A compensator transfer function (designed in root locus or Bode plots) must be realized physically using circuits or software. Active realizations (op-amps) allow arbitrary pole-zero placement and gain. Passive realizations (RC networks) are simpler but limited to specific transfer function structures and introduce impedance loading. Understanding realization constraints ensures designed controllers can be practically implemented.
When you design a compensator using root locus or Bode techniques, you produce a transfer function — a ratio of polynomials in the Laplace variable s describing poles, zeros, and gain. For example, a lead compensator might have the form C(s) = K·(s + z)/(s + p), where p > z places a zero to the left of a pole, adding phase lead in a target frequency band. This transfer function is an abstraction; before it can do anything useful, it must be turned into a physical device — a circuit, a digital filter, or a mechanical linkage — that actually computes that input-output relationship. Realization is the process of finding such an implementation.
Passive realizations use only resistors and capacitors (and occasionally inductors). A simple RC network can realize a first-order lead or lag compensator because the voltage divider formed by a frequency-dependent impedance and a fixed resistance has a transfer function with one pole and one zero. For instance, a series capacitor C with a shunt resistor R gives a high-pass response (zero at origin, pole at ω = 1/RC) — a rudimentary lead network. Passive networks are attractive for their simplicity, reliability, and lack of power supply requirements, but they come with strict constraints: passive RC circuits cannot provide gain greater than unity, they have limited pole-zero placement flexibility, and they load the downstream circuit (the impedance presented at the output depends on the source driving the input). Every passive compensator inserts a load that can shift the transfer function of the circuit it is connected to, forcing you to include loading effects in the analysis.
Active realizations use operational amplifiers with passive feedback networks. An op-amp inverting amplifier with impedance Z_f in the feedback path and Z_i at the input has transfer function −Z_f(s)/Z_i(s). By choosing Z_f and Z_i as RC networks, you can place poles and zeros almost anywhere in the left half-plane, set gain independently of the frequency shaping, and — critically — achieve near-ideal buffering: the op-amp's low output impedance and high input impedance mean the compensator does not load adjacent stages. Active realizations can also synthesize transfer functions with zeros in the right half-plane (non-minimum phase), which passive networks cannot produce without additional tricks.

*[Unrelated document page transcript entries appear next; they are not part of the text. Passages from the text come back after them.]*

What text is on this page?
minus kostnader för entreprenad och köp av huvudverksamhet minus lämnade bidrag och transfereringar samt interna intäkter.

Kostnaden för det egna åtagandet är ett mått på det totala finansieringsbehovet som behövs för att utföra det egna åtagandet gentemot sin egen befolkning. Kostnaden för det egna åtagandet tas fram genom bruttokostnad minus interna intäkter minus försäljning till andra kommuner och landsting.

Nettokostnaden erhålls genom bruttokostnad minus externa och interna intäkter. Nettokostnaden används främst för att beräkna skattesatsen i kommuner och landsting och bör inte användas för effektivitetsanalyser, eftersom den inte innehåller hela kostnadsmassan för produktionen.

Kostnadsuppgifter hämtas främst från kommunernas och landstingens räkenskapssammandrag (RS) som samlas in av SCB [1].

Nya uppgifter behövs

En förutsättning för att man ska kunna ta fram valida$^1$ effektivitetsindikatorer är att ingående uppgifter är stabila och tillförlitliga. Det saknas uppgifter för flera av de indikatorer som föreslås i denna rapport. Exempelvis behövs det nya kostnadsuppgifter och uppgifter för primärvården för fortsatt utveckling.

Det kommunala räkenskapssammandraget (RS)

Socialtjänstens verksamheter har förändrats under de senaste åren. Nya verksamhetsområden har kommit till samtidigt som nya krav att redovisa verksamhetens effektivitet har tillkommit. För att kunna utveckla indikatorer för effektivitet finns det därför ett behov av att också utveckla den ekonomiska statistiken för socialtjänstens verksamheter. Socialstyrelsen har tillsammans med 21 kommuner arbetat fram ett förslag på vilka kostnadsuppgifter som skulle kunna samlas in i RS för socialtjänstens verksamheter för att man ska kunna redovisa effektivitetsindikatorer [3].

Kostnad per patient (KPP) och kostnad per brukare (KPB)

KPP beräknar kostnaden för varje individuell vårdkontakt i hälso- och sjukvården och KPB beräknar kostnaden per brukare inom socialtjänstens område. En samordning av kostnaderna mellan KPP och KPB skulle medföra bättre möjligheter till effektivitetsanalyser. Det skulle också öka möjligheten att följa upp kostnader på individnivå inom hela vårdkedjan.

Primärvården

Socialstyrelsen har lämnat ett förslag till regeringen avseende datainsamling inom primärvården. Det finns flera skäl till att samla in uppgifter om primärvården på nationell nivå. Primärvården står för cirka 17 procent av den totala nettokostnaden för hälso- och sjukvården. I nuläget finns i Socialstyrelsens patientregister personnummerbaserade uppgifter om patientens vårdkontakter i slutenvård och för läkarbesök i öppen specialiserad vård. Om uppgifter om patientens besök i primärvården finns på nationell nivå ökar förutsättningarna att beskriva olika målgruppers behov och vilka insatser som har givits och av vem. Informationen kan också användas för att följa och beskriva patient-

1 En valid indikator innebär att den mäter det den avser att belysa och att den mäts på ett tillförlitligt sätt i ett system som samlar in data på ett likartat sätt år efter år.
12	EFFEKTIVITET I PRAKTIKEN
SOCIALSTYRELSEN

The practical design choice depends on the application context. Passive compensators suit high-frequency or high-voltage environments where op-amps introduce bandwidth or noise limitations. Active compensators are preferred when precise pole-zero placement, gain, or isolation from loading effects is required — which is most of the time in control system implementation. A key constraint to check before committing to a topology is whether the compensator's transfer function is proper (degree of numerator ≤ degree of denominator): a physically realizable circuit cannot have more zeros than poles, because that would require differentiation of arbitrarily high order — amplifying high-frequency noise without bound. If your designed transfer function violates properness, you must add high-frequency poles to regularize it before building it, which is itself a design tradeoff between ideal performance and physical realizability.